We’re growing. Growing as a community, growing as an economy, and growing as an airport. 

In 2017, 2.8 million passengers flew in and out of the Gerald R. Ford International Airport (GFIA), 5.9 percent above the 2016 passenger number. Along with the increase in demand, comes the need to plan for future growth within 10 to 20 years down the runway. 

Airports are a critical piece of the region’s economic growth engine. GFIA opens West Michigan’s businesses to the world, bringing in and sending out goods and talent from around the globe. 

That is why Birgit Klohs and Rick Chapla from The Right Place are collaborating with GFIA in the development of the airport’s next 20-year master plan. 

GFIA MASTER PLAN 

In 2016, the airport began the process of developing a new 20-year master plan for the airport. The plan consists of an assessment of existing facilities and future demand. It identifies future facility requirements and outlines an implementation program. It also considers sustainable factors and environmental consequences, with the ability to timely finance and meet future demand.

In the end, the plan is about providing the strategy and infrastructure for accommodating growth and maintaining GFIA as a world-class gateway. 

Among the findings discovered through the master planning process, two key recommendations emerged as a top priority: the implementation of a Federal Inspection Station (FIS), and the replacement of GFIA’s air traffic control tower. 

A FEDERAL INSPECTION STATION

Imagine travelling internationally without having to make that extra stop in Chicago, Detroit, Minneapolis, or another domestic hub. That is the power and convenience of an FIS. 

An FIS is essentially a customs and border protection space in the terminal that will allow the airport to accept scheduled direct inbound and outbound commercial international flights. 

Today, GFIA is losing 40 percent of West Michigan’s international passengers to other airports, resulting in an estimated $1.7 million in lost airport revenue and $15 million in lost regional revenue. The airport also projects that regional demand for direct international flights is estimated at 243,500 passengers per year. 

GFIA is also a diversion airport for multiple, large airlines which have hubs in Chicago and Detroit. With a designated FIS, GFIA would be able to accommodate wide-body aircraft arriving from international destinations on Delta Air Lines, United Airlines, Southwest Airlines, Frontier Airlines, American Airlines, Allegiant, and others. 

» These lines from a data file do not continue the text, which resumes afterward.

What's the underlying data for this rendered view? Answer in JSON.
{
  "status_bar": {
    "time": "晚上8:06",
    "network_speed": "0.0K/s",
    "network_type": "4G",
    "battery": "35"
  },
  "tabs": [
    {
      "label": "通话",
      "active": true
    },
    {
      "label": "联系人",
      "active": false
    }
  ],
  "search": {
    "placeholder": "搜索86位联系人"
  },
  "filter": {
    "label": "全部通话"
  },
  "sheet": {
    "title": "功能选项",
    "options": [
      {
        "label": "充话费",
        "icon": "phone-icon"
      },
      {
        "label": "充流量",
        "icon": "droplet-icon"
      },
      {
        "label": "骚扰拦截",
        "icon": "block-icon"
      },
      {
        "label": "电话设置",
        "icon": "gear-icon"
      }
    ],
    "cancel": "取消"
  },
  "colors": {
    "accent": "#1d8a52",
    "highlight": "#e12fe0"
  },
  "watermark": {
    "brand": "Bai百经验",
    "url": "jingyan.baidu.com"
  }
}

Once the airport has consensus to construct the FIS, design and construction would take approximately 24 months. This, however, must begin with approval and designation from U.S. Customs and Border Protection. The most efficient path to designation is via a Congressional act to compel Customs and Border Protection to designate GFIA as an “International Airport.” 

AIR TRAFFIC CONTROL TOWER REPLACEMENT 

The second key finding in the new master plan is the relocation and replacement of the Air Traffic Control Tower (ATCT) at the airport. 

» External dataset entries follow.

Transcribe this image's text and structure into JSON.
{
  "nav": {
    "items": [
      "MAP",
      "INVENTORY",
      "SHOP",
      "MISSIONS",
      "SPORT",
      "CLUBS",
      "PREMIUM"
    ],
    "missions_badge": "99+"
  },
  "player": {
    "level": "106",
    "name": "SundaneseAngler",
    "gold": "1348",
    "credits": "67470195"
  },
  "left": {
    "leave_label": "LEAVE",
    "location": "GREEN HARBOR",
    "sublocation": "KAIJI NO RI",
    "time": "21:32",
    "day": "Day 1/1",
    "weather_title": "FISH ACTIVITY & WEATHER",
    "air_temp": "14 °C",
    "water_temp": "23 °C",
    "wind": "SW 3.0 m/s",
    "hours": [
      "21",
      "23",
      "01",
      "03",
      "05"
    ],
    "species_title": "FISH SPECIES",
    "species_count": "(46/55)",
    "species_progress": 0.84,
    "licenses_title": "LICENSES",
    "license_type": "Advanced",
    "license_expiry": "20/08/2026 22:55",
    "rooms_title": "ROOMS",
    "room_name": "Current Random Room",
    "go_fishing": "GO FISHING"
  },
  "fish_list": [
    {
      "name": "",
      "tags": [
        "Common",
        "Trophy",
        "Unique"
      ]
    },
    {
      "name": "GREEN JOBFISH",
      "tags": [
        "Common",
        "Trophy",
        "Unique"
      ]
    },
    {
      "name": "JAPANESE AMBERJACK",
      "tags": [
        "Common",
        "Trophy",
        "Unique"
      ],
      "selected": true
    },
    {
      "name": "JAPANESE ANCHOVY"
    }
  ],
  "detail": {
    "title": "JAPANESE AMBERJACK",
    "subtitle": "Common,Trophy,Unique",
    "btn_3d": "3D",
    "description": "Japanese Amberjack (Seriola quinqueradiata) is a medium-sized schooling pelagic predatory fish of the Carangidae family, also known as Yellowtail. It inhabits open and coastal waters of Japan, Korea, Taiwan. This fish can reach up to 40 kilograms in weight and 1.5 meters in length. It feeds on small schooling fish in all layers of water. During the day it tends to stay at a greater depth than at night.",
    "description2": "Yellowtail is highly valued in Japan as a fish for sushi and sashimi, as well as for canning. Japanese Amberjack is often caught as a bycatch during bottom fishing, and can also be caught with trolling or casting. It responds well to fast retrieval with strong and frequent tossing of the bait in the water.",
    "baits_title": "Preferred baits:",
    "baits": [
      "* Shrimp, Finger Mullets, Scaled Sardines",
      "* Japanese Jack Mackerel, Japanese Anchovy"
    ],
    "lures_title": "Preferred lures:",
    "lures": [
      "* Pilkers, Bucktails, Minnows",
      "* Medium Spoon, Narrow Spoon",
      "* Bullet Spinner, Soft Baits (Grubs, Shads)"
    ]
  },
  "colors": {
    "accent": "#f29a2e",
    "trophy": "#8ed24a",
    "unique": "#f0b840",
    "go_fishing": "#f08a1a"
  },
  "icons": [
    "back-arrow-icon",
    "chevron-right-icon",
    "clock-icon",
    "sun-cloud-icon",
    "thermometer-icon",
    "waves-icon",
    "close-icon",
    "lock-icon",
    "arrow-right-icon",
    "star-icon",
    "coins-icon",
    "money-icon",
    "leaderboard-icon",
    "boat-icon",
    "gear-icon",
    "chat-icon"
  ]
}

The current ATCT is 54-years-old, which makes it the second oldest operational tower at a “Top 100” airport in the country. The current location and construction of the ATCT is inhibiting airport growth due to line-of-sight issues. For example, the top level of the parking garage is not covered because air traffic controllers’ line-of-sight of the taxiway on the north side of the airport would be obstructed. 

GFIA and the Airport Authority are urging the FAA to prioritize the relocation and replacement of the ATCT. To date, GFIA has lost an estimated $3.15 million in revenue and will continue to lose approximately $1.46 million each year until the ATCT is relocated and replaced. 

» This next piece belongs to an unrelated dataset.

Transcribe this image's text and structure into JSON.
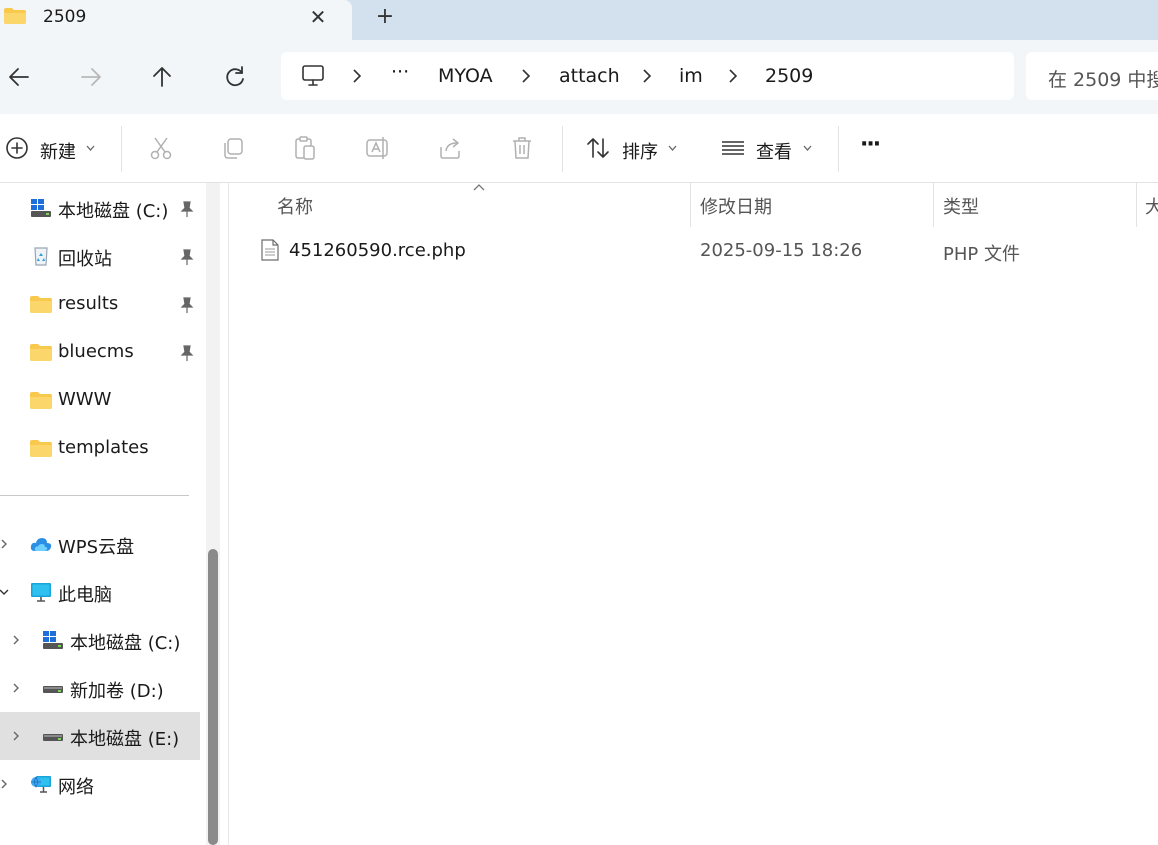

The airport currently predicts that within the next four years, future development passengers will be restricted and/or not completed. This will result in increased congestion, delays, and an overall decrease in customer satisfaction and safety. 

A formal inquiry on the status of the ATCT within the FAAs Tower Replacement Program has been sent to the FAA Acting Administrator. However, the airport is still waiting for a response. 

As West Michigan’s community and economy continue to grow and prosper, it is imperative that we invest in the initiatives that drive growth. The Gerald R. Ford International Airport plays a critical role in our region’s future and The Right Place is fully supportive of these two initiatives.